New Hampshire utilities have a new competitor — many of the municipalities they serve.

On Oct. 1, 13 towns and Cheshire County incorporated the Community Power Coalition of New Hampshire, but it’s more than a coalition that advocates for legislation and helps its members. It’s designed to act like a power broker, procuring and delivering energy over the utilities’ transmission lines, like any other energy supplier.

But there is one major difference. Under the new law, municipalities and counties can become the default power supplier for all of those currently on default electric service supplied by the utilities that currently serve New Hampshire customers: Eversource, Unitil, Liberty and the N.H. Electric Cooperative. Now, under the law, if a municipality or county passes a community power plan, every resident and business in it would be covered, unless they opt out. Customers already getting their electricity from a different supplier would have to opt in.

That means a good chunk of the 210,000 residents of those municipalities, which include Dover, Nashua and Lebanon, may be getting their power though community power.

That’s 15 percent of the state’s population. In terms of electric load, the coalition has the potential to be as big as Unitil. And other municipalities could join the group in the future.

But to have that clout, the governing body of the municipalities — which also include the towns of Hanover, Harrisville, Exeter, Rye, Warner, Walpole, Plainfield, Newmarket, Enfield and Durham — would have to vote for a plan and agree to continue to work with the coalition. Incorporation was a big step in that direction.

“This is the most exciting thing to happen to the electricity sector in New Hampshire in decades,” said state Consumer Advocate Don Kreis in a press release about the incorporation. And he later told N.H. Business Review, “It could finally deliver the benefits of restructuring residential customers.”
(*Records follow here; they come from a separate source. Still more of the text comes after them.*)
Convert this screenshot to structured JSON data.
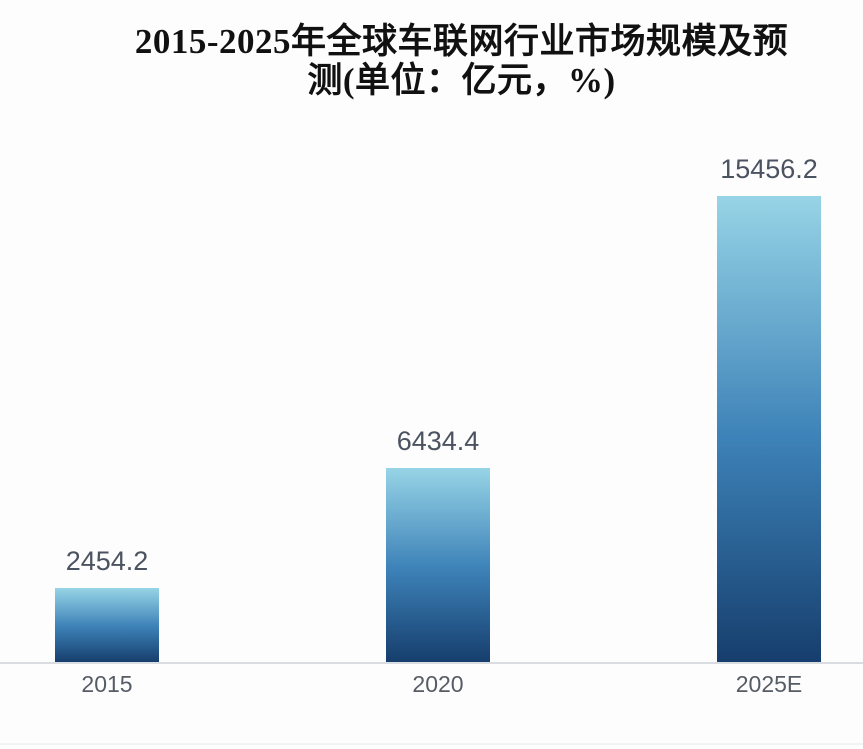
{
  "title": {
    "line1": "2015-2025年全球车联网行业市场规模及预",
    "line2": "测(单位：亿元，%)"
  },
  "chart_data": {
    "type": "bar",
    "title": "2015-2025年全球车联网行业市场规模及预测(单位：亿元，%)",
    "unit_label": "亿元，%",
    "categories": [
      "2015",
      "2020",
      "2025E"
    ],
    "values": [
      2454.2,
      6434.4,
      15456.2
    ],
    "value_labels_shown": true,
    "ylim": [
      0,
      15456.2
    ],
    "y_axis_visible": false,
    "grid": false,
    "legend": false,
    "colors": {
      "bar_gradient_top": "#97d4e6",
      "bar_gradient_mid": "#3d82b8",
      "bar_gradient_bottom": "#163e6d",
      "value_label": "#4b5260",
      "axis_label": "#565c66",
      "axis_line": "#d9dce0",
      "title": "#111111",
      "background": "#fdfdfd"
    }
  }
}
Kreis thinks the coalition’s clout will be able to do two things: drive down electricity prices and give an array of choices to customers who could “opt on,” such as getting all its energy from renewables, buying locally or using-time-of-day billing to cut usage and their bill. It also enables the towns themselves to become a supplier without having to go through net metering. Lebanon is the furthest along in this regard. It appropriated $2.85 million to develop a one-megawatt landfill gas-to-energy power plant, as well as solar arrays on the rooftops of a number of municipal buildings

That may due to the involvement of Cliff Below, Lebanon’s deputy mayor and a former state senator who helped write the 1996 electricity restructuring law and the primary author of the legislation enabling community power. He is also vice chair of the Community Power Coalition.

“Community power aggregation is a deliberate double entendre,” Below said in the press release. “We will be providing electric power in aggregate to our communities, with the goal of lowering costs and expanding access to renewable energy and other innovations. But the coalition also aggregates the political power of communities so their interests may be better represented in state policy decisions that impact energy.”

Each community power plan has to be approved by the Public Utilities Commission, which still has to promulgate rules on how to do so. This process that has been stalled, along with many other processes at the PUC, as the state continues to set up the new Department of Energy, which will handle many PUC functions.